Basis Technology has written a plugin for Elasticsearch as a means of calling the Rosette API endpoints at indexing time, to annotate unstructured textual fields in a document with text analytic results in separate “metadata” fields. This document enrichment from Rosette allows refinement of search results through these Rosette functions:
- Language identification - tag the language of each document
- Sentiment analysis - tag the sentiment of each document or sentiment surrounding each entity (person, location, organization, etc.)
- Categorization - tag each document with its primary topic (sports, home/garden, politics, etc.)
- Entity extraction and linking - find the key entities in each document for faceted searching and link entities to Wikidata entries
- Name translation - Translate names into English from 11 languages such as Arabic, Chinese, Korean, Japanese, and Russian.

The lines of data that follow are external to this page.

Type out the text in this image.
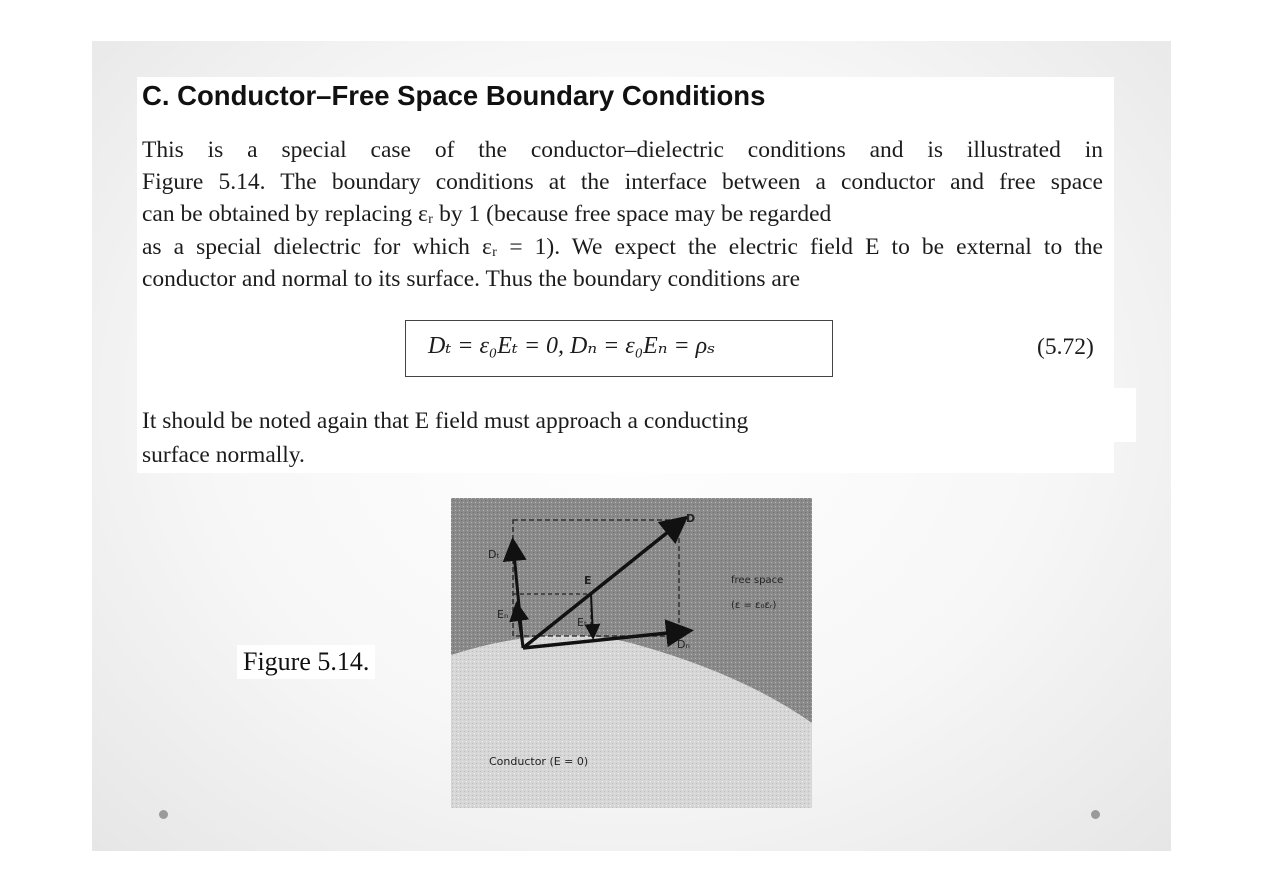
C. Conductor–Free Space Boundary Conditions
This is a special case of the conductor–dielectric conditions and is illustrated in
Figure 5.14. The boundary conditions at the interface between a conductor and free space
can be obtained by replacing εᵣ by 1 (because free space may be regarded
as a special dielectric for which εᵣ = 1). We expect the electric field E to be external to the
conductor and normal to its surface. Thus the boundary conditions are
Dₜ = ε₀Eₜ = 0, Dₙ = ε₀Eₙ = ρₛ	(5.72)
It should be noted again that E field must approach a conducting
surface normally.
Figure 5.14.
D
E
Dₜ
Eₙ
Eₜ
Dₙ
free space
(ε = ε₀εᵣ)
Conductor (E = 0)
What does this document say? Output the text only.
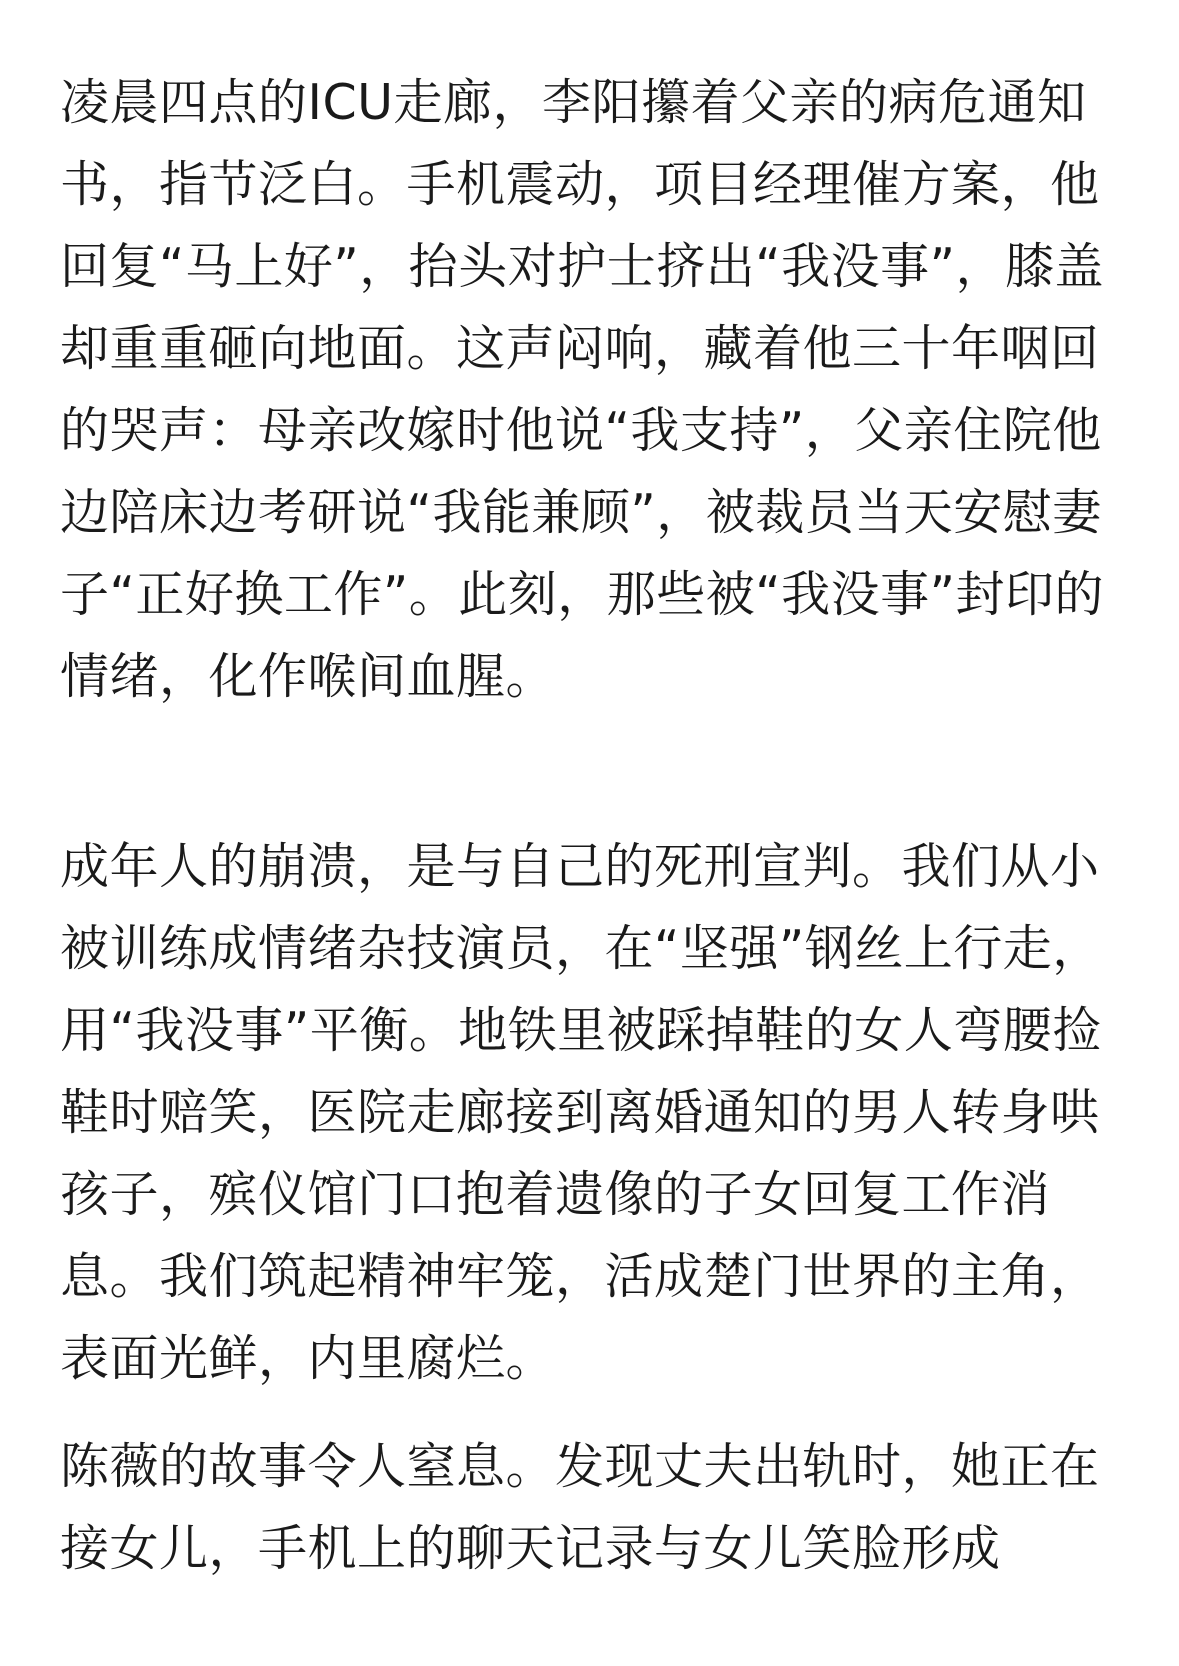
凌晨四点的ICU走廊，李阳攥着父亲的病危通知书，指节泛白。手机震动，项目经理催方案，他回复“马上好”，抬头对护士挤出“我没事”，膝盖却重重砸向地面。这声闷响，藏着他三十年咽回的哭声：母亲改嫁时他说“我支持”，父亲住院他边陪床边考研说“我能兼顾”，被裁员当天安慰妻子“正好换工作”。此刻，那些被“我没事”封印的情绪，化作喉间血腥。

成年人的崩溃，是与自己的死刑宣判。我们从小被训练成情绪杂技演员，在“坚强”钢丝上行走，用“我没事”平衡。地铁里被踩掉鞋的女人弯腰捡鞋时赔笑，医院走廊接到离婚通知的男人转身哄孩子，殡仪馆门口抱着遗像的子女回复工作消息。我们筑起精神牢笼，活成楚门世界的主角，表面光鲜，内里腐烂。

陈薇的故事令人窒息。发现丈夫出轨时，她正在接女儿，手机上的聊天记录与女儿笑脸形成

Note: There are two other Rosette plugins for Elasticsearch which offer these NLP functions through the Rosette SDK.
- Identity Resolution Plugin: Fuzzy name matching (across 11 types of variations and across languages and scripts)
- Multilingual Search Enablement Plugin: Text pre-processing (lemmatization, tokenization, noun decompounding, etc.) to enable search in 40+ languages, while enhancing precision and recall See Rosette’s Elasticsearch Plugins or contact [email protected] for more information.
Rosette functionality is called through an ingest node of Elasticsearch that pre-processes documents before indexing takes place. You define a pipeline that specifies the series of processors that transforms or enriches the document. See the Ingest APIs of Elasticsearch for more about how to create, add, or delete pipelines.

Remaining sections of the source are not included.